With mtry equals to 3, the test MSE is 2.814. This is a significant improvement over the single regression tree (MSE ~5.686) and pruned tree (MSE ~5.394), demonstrating the power of ensemble learning in reducing prediction error. Also, the two most important predictors are ShelveLoc and Price. These variables have the greatest impact on both predictive accuracy and tree structure.

From the plot, test MSE decreases sharply as mtry increases from 2 to 6. After mtry = 6, the improvements level off and slightly plateau (small marginal gains from mtry = 8 or 10).
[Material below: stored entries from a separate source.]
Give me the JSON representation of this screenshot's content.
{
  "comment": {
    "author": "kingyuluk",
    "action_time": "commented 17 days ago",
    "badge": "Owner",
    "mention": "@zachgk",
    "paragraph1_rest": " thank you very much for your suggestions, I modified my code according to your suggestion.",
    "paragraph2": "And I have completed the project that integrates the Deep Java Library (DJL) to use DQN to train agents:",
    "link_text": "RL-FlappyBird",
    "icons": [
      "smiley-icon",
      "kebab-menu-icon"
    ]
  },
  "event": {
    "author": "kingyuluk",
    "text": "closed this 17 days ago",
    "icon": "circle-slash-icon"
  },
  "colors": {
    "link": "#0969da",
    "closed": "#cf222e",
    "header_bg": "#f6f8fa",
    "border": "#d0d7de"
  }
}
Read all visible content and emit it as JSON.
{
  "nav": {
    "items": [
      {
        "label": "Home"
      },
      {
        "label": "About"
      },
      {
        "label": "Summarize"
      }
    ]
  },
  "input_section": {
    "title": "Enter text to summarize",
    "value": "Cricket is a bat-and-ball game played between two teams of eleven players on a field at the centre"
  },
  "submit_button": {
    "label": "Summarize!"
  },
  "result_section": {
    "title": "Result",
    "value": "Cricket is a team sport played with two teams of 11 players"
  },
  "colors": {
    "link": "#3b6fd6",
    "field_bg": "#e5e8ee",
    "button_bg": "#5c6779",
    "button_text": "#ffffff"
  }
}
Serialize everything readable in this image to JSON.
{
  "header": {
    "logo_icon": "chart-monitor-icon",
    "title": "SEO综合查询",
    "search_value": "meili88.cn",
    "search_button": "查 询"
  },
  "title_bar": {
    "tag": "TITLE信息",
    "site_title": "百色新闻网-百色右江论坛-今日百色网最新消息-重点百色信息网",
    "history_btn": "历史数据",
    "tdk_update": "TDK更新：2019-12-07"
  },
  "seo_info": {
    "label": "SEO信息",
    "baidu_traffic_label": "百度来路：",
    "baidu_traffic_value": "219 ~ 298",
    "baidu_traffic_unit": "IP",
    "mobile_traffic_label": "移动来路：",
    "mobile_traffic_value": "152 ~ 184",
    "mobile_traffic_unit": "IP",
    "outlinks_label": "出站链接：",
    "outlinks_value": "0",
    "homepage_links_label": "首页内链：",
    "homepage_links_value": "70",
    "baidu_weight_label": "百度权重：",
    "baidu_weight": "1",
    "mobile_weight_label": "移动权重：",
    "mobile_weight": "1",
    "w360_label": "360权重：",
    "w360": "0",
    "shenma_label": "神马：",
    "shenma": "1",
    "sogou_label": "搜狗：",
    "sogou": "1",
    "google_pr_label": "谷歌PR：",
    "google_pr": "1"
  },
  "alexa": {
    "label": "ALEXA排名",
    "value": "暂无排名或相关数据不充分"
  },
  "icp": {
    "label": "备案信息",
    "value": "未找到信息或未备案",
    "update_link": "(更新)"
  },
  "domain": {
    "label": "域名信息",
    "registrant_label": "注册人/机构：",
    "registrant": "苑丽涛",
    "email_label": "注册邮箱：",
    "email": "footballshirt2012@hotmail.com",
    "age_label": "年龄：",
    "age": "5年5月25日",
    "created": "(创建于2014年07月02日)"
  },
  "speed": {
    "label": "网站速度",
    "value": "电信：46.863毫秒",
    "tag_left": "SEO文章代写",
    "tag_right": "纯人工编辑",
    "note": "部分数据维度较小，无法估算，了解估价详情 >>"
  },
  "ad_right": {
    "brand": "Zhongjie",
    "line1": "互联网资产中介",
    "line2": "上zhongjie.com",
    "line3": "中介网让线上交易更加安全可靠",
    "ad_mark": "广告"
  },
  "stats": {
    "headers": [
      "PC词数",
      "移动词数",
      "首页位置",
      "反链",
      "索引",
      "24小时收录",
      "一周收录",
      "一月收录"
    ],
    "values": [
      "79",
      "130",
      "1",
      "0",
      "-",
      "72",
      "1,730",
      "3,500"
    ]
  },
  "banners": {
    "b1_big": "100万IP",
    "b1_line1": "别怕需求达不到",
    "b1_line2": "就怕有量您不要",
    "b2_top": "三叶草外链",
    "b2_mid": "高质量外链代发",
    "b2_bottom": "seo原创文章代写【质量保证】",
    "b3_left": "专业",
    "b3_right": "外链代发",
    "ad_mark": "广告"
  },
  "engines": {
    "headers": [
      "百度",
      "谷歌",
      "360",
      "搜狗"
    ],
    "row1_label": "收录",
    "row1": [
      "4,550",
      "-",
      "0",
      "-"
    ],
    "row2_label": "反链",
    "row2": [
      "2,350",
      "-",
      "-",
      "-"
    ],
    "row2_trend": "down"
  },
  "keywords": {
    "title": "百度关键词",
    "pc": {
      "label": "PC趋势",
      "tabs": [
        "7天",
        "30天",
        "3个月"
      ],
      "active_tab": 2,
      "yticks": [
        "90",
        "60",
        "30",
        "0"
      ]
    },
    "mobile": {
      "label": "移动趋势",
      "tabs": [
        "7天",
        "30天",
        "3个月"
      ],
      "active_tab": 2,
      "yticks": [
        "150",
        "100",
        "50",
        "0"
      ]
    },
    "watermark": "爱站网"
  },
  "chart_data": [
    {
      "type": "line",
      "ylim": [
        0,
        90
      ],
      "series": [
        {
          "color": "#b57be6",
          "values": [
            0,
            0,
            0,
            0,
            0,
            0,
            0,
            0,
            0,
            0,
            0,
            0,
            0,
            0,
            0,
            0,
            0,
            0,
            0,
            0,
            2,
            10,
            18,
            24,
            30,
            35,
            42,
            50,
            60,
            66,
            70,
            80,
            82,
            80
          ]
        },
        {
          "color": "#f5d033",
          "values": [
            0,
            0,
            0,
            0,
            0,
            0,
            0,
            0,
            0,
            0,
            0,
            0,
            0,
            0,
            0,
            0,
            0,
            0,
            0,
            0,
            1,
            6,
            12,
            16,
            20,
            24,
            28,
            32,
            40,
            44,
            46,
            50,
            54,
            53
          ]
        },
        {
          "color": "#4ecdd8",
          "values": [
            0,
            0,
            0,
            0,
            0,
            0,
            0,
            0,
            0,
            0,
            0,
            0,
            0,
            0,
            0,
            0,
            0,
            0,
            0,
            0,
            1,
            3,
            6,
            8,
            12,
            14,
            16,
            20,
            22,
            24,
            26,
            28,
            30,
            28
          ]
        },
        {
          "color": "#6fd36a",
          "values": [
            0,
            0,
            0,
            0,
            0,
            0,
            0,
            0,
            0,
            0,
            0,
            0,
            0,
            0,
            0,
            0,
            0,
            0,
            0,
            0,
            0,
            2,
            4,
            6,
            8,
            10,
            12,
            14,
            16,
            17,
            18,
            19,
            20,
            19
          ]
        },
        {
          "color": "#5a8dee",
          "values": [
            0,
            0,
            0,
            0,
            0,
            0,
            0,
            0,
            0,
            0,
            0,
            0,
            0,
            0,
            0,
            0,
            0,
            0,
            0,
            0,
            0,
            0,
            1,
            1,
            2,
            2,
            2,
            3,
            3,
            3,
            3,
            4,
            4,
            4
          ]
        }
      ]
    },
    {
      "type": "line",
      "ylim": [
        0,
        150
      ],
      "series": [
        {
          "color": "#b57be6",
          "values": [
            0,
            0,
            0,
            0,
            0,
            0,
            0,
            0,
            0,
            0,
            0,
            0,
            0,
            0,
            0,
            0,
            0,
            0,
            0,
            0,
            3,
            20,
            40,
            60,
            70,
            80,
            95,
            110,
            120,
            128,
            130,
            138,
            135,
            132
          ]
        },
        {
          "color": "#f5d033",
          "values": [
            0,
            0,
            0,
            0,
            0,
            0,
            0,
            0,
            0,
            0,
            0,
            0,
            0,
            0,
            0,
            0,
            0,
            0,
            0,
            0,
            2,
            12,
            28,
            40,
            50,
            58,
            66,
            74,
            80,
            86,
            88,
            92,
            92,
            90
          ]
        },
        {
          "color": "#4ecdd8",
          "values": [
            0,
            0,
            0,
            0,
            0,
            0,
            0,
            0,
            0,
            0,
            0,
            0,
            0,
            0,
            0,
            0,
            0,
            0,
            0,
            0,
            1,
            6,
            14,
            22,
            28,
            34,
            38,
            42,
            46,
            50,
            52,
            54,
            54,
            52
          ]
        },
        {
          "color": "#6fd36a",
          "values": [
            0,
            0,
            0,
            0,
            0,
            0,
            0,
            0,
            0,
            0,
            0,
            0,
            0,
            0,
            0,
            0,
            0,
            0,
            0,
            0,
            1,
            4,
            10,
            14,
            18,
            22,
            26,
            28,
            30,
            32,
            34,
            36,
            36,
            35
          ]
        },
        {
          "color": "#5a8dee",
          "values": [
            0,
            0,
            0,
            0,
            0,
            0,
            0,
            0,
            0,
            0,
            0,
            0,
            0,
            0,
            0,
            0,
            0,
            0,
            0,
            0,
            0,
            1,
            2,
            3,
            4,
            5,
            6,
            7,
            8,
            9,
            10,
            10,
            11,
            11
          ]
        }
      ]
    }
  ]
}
This trend reflects the bias–variance trade-off.

(f) Using BART:

library(BART)

## Loading required package: nlme

## 
## Attaching package: 'nlme'

## The following object is masked from 'package:dplyr':
## 
##     collapse

## Loading required package: survival

# Preparing design matrix:
x.train <- model.matrix(Sales ~ . -1, data = train)
y.train <- train$Sales
x.test  <- model.matrix(Sales ~ . -1, data = test)

# Fitting BART:
bart.fit <- gbart(x.train, y.train, x.test = x.test)

## *****Calling gbart: type=1
## *****Data:
## data:n,p,np: 200, 12, 200
## y1,yn: -3.732150, -7.112150
## x1,x[n*p]: 116.000000, 1.000000
## xp1,xp[np*p]: 115.000000, 1.000000
## *****Number of Trees: 200
## *****Number of Cut Points: 62 ... 1
## *****burn,nd,thin: 100,1000,1
## *****Prior:beta,alpha,tau,nu,lambda,offset: 2,0.95,0.284787,3,0.219563,7.64215
## *****sigma: 1.061683
## *****w (weights): 1.000000 ... 1.000000
## *****Dirichlet:sparse,theta,omega,a,b,rho,augment: 0,0,1,0.5,1,12,0
## *****printevery: 100
## 
## MCMC
## done 0 (out of 1100)
## done 100 (out of 1100)
## done 200 (out of 1100)
## done 300 (out of 1100)
## done 400 (out of 1100)
## done 500 (out of 1100)
## done 600 (out of 1100)
## done 700 (out of 1100)
## done 800 (out of 1100)
## done 900 (out of 1100)
## done 1000 (out of 1100)
## time: 1s
## trcnt,tecnt: 1000,1000

pred.bart <- bart.fit$yhat.test.mean
mse.bart  <- mean((pred.bart - test$Sales)^2)
cat("BART test MSE:", round(mse.bart,3), "\n")

## BART test MSE: 1.684

So far, the best test MSE is obtained by using BART as 1.656. It captures complex nonlinear interactions while avoiding over-fitting, due to its Bayesian regularization and averaging across many trees. BART uses priors to control the tree depth and smoothness of the function, helping it avoid over-fitting. Hence, BART clearly outperforms Bagging and Random Forest.

Question 11:

(a) Training Set:

library(ISLR)
library(gbm)

## Loaded gbm 2.2.2

## This version of gbm is no longer under development. Consider transitioning to gbm3, https://github.com/gbm-developers/gbm3

library(class)
library(caret)

## Loading required package: lattice

## 
## Attaching package: 'caret'

## The following object is masked from 'package:survival':
## 
##     cluster

# Loading data:
data(Caravan)
train_idx <- 1:1000
Caravan.train <- Caravan[train_idx, ]
Caravan.test  <- Caravan[-train_idx, ]
Purchase.test <- Caravan$Purchase[-train_idx]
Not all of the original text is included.